If the results of this study translate into similar findings in field situations and similar trends were to be found in photosynthetic acclimatory responses to stressors, this study has far-reaching implications for both managed and unmanaged (natural) landscapes. If plants are unable to acclimate metabolically to increased temperatures when grown in lower nutrition or low light (or a combination of these situations), agricultural (managed) and natural ecosystems which have these characteristics may be much more susceptible to current and future temperature increases associated with climate change. This limitation hypothesis which would potentially allow natural and managed ecosystems to be classified as to their potential resiliency to climate change needs to be thoroughly addressed in future studies.

Data Availability

The data used to support the findings of this study are available from the corresponding author upon request.
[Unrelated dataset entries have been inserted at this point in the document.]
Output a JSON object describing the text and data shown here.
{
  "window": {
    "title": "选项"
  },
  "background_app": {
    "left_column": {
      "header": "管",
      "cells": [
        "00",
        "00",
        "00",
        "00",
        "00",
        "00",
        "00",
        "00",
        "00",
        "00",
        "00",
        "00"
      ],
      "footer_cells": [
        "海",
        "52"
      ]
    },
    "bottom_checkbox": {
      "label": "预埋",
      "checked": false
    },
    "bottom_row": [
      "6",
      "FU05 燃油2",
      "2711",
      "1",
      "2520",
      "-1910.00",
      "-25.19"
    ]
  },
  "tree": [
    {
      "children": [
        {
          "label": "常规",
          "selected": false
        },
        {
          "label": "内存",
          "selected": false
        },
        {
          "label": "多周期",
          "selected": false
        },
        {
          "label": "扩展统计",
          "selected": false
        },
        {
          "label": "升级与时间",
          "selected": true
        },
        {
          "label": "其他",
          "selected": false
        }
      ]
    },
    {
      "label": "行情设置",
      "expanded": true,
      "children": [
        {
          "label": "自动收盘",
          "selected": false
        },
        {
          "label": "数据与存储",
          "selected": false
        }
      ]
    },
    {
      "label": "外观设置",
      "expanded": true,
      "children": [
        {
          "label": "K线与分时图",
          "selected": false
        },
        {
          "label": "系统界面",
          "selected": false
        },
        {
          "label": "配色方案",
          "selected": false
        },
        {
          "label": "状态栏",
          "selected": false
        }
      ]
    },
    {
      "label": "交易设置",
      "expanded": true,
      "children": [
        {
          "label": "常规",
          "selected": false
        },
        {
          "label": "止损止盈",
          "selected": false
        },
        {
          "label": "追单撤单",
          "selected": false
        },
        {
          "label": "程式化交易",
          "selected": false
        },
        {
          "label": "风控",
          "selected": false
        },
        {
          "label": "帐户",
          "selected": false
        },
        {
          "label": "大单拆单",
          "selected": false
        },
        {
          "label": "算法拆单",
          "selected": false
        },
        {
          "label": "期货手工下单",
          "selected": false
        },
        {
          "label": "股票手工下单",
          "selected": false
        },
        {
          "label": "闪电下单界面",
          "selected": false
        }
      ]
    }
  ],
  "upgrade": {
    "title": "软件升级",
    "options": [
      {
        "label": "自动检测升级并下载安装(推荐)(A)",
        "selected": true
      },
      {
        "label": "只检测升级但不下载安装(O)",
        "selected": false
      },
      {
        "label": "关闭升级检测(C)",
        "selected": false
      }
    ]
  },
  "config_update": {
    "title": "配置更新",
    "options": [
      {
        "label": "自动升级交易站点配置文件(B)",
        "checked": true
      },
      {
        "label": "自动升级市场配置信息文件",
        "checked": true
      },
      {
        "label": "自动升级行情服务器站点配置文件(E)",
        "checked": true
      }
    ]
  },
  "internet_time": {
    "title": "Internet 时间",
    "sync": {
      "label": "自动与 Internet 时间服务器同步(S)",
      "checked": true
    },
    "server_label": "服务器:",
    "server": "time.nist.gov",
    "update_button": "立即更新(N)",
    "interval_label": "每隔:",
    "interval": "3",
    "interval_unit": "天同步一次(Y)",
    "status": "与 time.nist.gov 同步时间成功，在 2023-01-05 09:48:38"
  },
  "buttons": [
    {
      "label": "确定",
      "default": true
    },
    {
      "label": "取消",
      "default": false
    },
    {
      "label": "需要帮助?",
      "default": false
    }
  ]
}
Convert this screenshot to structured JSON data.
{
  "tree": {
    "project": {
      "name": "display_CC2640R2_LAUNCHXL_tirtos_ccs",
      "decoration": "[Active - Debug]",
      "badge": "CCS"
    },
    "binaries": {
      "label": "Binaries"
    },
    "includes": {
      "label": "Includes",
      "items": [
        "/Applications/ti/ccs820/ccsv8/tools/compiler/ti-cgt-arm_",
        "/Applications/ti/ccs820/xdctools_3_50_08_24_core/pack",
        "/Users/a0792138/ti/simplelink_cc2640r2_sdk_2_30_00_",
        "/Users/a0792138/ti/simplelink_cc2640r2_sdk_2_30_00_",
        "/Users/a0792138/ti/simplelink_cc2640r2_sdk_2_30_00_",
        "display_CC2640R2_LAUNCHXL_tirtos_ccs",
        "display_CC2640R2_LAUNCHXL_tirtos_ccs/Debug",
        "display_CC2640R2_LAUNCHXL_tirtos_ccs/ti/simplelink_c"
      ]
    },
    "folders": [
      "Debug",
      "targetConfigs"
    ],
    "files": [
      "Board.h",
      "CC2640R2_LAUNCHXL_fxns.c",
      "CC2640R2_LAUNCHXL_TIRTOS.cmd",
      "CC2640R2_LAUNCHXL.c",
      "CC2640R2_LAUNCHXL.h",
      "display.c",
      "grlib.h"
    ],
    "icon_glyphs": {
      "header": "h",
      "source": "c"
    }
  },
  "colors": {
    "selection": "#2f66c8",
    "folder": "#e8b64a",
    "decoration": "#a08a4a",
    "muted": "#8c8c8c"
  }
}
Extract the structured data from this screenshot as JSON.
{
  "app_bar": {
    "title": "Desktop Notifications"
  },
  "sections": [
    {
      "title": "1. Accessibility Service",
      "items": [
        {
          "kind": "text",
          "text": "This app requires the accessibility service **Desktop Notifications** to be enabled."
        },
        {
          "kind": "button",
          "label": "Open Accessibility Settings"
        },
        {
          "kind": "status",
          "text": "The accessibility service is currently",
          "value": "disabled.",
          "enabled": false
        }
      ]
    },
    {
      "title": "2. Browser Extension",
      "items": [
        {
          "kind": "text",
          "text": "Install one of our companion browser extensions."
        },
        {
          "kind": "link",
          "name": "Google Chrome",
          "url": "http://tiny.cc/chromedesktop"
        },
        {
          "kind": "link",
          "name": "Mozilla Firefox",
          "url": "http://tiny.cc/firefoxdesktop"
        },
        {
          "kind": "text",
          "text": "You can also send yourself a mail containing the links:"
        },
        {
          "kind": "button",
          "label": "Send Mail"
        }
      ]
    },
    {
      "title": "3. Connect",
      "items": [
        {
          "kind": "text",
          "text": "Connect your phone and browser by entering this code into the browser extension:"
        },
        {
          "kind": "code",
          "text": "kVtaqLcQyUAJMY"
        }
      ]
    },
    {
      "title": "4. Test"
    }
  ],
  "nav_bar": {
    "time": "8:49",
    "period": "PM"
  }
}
This work was presented as a poster and abstract at the 98th Ecological Society of America Annual Meeting, Minneapolis, MN (August 2013).

Conflicts of Interest

The authors declare that there are no conflicts of interest regarding the publication of this paper.


The authors would like to thank Jessica LaGrone for her assistance with data collection and Roxie A. Jordan, Greenhouse Lab Supervisor, Louisiana Tech Department of Agriculture, for providing greenhouse space and technical support. This work was supported by National Science Foundation (NSF), EPSCoR Pilot funding program (grant number NSF(2010)-PFUND-200), and McIntire-Stennis formula funding (grant no. LAZ00074).